Vulnerability Monitor

The vendors, products, and vulnerabilities you care about

CVE-2004-2220


F-Secure Anti-Virus for Microsoft Exchange 6.30 and 6.31 does not properly detect certain password-protected files in a ZIP file, which allows remote attackers to bypass anti-virus protection.


Security Impact Summary

CVE-2004-2220 is a security vulnerability that . Impacting 1 product from f-secure organizations running these solutions should prioritize assessment and patching.

Historical Context

Originally identified in 2004, this vulnerability predates many modern security frameworks and practices.

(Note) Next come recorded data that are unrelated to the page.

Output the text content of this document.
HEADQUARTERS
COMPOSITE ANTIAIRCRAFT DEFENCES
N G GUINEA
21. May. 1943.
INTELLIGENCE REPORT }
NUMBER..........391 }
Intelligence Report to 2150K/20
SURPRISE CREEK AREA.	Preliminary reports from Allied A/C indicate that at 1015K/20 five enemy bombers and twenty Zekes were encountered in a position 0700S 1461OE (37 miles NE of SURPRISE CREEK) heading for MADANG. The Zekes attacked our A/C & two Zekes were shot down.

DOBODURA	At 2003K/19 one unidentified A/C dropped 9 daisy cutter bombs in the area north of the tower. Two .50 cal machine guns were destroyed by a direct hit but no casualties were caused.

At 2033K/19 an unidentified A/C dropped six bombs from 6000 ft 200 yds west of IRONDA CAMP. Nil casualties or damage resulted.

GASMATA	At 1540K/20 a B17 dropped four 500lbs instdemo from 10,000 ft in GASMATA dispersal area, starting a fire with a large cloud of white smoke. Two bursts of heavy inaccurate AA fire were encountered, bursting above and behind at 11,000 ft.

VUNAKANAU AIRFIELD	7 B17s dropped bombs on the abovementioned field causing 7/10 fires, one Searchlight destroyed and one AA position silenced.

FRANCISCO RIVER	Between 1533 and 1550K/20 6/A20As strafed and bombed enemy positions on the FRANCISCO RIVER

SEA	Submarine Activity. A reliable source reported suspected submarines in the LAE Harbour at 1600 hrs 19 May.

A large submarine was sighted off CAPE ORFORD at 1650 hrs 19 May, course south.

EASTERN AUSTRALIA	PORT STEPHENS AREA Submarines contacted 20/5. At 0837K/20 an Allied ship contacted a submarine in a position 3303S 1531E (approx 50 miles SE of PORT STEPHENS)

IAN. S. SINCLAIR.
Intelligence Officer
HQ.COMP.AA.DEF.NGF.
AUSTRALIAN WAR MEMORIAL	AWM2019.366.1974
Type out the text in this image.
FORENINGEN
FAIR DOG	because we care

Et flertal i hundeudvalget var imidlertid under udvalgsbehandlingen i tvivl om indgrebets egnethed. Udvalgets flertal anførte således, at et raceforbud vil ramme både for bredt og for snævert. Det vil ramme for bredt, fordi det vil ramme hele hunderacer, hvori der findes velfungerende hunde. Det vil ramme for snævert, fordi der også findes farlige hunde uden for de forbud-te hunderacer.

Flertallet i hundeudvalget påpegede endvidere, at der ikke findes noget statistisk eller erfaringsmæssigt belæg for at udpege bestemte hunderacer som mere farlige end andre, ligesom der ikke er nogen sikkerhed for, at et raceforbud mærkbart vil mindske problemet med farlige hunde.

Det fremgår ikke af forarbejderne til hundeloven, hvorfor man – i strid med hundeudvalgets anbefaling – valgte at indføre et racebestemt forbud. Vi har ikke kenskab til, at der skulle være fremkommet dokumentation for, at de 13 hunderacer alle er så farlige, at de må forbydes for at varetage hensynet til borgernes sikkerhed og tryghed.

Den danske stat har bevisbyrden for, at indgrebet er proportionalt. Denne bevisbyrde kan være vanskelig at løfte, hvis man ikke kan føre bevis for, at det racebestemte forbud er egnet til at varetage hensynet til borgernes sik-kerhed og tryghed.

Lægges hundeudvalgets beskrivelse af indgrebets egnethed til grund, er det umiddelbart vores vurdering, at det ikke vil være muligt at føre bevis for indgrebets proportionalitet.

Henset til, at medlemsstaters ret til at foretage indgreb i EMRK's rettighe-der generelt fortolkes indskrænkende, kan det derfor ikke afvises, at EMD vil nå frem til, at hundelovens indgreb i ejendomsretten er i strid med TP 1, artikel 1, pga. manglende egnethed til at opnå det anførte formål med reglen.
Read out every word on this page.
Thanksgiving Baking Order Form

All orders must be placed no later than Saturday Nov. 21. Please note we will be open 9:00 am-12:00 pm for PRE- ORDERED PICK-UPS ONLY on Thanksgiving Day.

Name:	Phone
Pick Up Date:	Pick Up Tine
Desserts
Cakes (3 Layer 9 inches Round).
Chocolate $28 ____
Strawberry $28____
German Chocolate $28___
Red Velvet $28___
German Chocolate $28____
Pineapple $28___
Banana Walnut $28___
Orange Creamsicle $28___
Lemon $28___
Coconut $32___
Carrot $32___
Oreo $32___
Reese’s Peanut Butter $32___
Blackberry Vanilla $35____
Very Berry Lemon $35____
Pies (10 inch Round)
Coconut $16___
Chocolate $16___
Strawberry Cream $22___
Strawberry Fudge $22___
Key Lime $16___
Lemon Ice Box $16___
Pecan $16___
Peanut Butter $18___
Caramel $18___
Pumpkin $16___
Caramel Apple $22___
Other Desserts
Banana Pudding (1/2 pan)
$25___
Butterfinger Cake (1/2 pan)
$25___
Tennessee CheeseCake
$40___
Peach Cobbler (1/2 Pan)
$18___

The vulnerability landscape of that era was characterized by different threat models and less mature defense mechanisms compared to contemporary standards.


Published

2004-12-31T05:00:00.000

Last Modified

2025-04-03T01:03:51.193

Status

Deferred

Source

[email protected]

Severity

CVSSv2: 5.0 (MEDIUM)

CVSSv2 Vector

AV:N/AC:L/Au:N/C:N/I:P/A:N

  • Access Vector: NETWORK
  • Access Complexity: LOW
  • Authentication: NONE
  • Confidentiality Impact: NONE
  • Integrity Impact: PARTIAL
  • Availability Impact: NONE
Exploitability Score

10.0

Impact Score

2.9

Weaknesses
  • Type: Primary
    NVD-CWE-Other

Affected Vendors & Products
Type Vendor Product Version/Range Vulnerable?
Application f-secure f-secure_anti-virus 6.30 Yes
Application f-secure f-secure_anti-virus 6.30_sr1 Yes
Application f-secure f-secure_anti-virus 6.31 Yes

References

How SecUtils Interprets This CVE

SecUtils normalizes and enriches National Vulnerability Database (NVD) records by standardizing vendor and product identifiers, aggregating vulnerability metadata from both NVD and MITRE sources, and providing structured context for security teams. For f-secure's affected products, we extract Common Platform Enumeration (CPE) data, Common Weakness Enumeration (CWE) classifications, CVSS severity metrics, and reference data to enable rapid vulnerability prioritization and asset correlation. This record contains no exploit code, proof-of-concept instructions, or attack methodologies—only defensive intelligence necessary for patch management, risk assessment, and security operations.